How will you use YOUR Art Square quilt blocks?
These are my go-to resources for quilt block ideas.
Can you tell?
It's in color.
It's got a ton of blocks.
What's not to love?
Next on my 'must-have' list is Barbara Brackman's Encyclopedia of Pieced Quilt Patterns.
Unlike the Maggie Malone book, the blocks in this volume are hand-drawn and in black and white—no color—personally, I prefer colored drawings to work with.

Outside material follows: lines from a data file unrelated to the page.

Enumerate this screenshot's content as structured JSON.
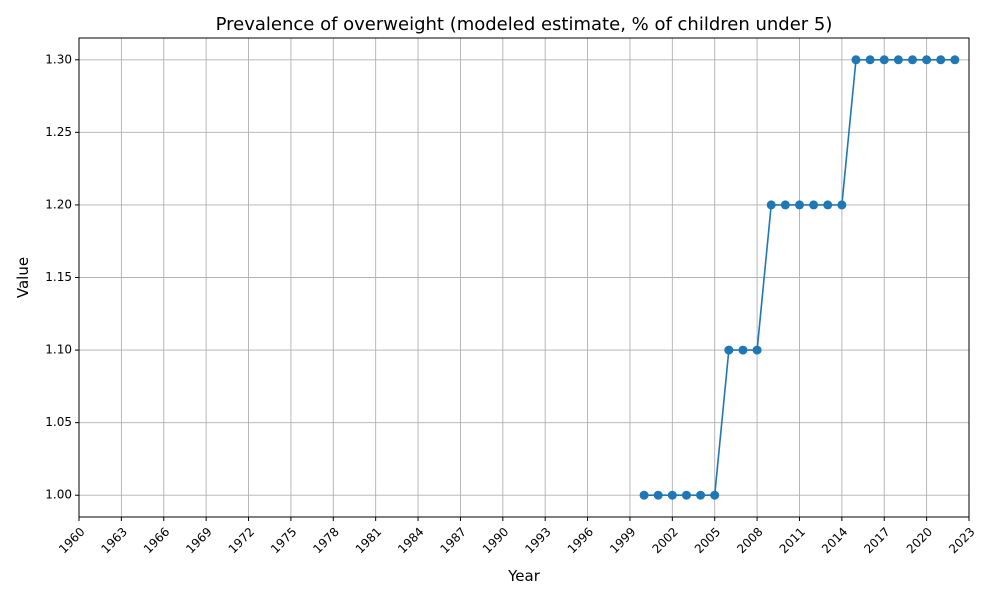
{
  "chart_data": {
    "type": "line",
    "title": "Prevalence of overweight (modeled estimate, % of children under 5)",
    "xlabel": "Year",
    "ylabel": "Value",
    "xlim": [
      1960,
      2023
    ],
    "ylim": [
      0.985,
      1.315
    ],
    "grid": true,
    "x_ticks": [
      1960,
      1963,
      1966,
      1969,
      1972,
      1975,
      1978,
      1981,
      1984,
      1987,
      1990,
      1993,
      1996,
      1999,
      2002,
      2005,
      2008,
      2011,
      2014,
      2017,
      2020,
      2023
    ],
    "y_ticks": [
      "1.00",
      "1.05",
      "1.10",
      "1.15",
      "1.20",
      "1.25",
      "1.30"
    ],
    "series": [
      {
        "color": "#1f77b4",
        "marker": "circle",
        "x": [
          2000,
          2001,
          2002,
          2003,
          2004,
          2005,
          2006,
          2007,
          2008,
          2009,
          2010,
          2011,
          2012,
          2013,
          2014,
          2015,
          2016,
          2017,
          2018,
          2019,
          2020,
          2021,
          2022
        ],
        "y": [
          1.0,
          1.0,
          1.0,
          1.0,
          1.0,
          1.0,
          1.1,
          1.1,
          1.1,
          1.2,
          1.2,
          1.2,
          1.2,
          1.2,
          1.2,
          1.3,
          1.3,
          1.3,
          1.3,
          1.3,
          1.3,
          1.3,
          1.3
        ]
      }
    ]
  }
}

This book is no longer in print.
If you can come by a copy expect it to be wickedly expensive. Once in awhile you can find it here on Amazon.com.
UPDATE: Electric Quilt, in cooperation with Barbara Brackman has announced they plan to republish the Encyclopedia sometime in 2020.
However, all is not lost if you can't find a hard copy.
BlockBase is the computerized version of the Barbara Brackman's Encyclopedia of Pieced Quilt Patterns.
It contains designs for over 4300 blocks—pretty much every block published from the 1830's through the 1970's.
It can be used with Electric Quilt and is a Windows based program.
In fact, there are instructions included so that you can pull up the digital patterns within Electric Quilt (PC version for now) without having to open up BB program.
UPDATE: Electric Quilt has announced that they will be rereleasing the standalone BlockBase software for BOTH PC and MAC in 2020.
This is terrific news.
Finally there's The Quilter's Album of Patchwork Patterns by Jinny Beyer.
Lots of detail and in color, it is a beautiful volume. That said, I check it out of my local library on a regular basis instead of purchasing it—can you see the library sticker on it's spine. Yep, it's from the Plainfield Public Library.
Simply because I own the previous three references and find this the least user-friendly of the group.
And it does make a fabulous coffee table book!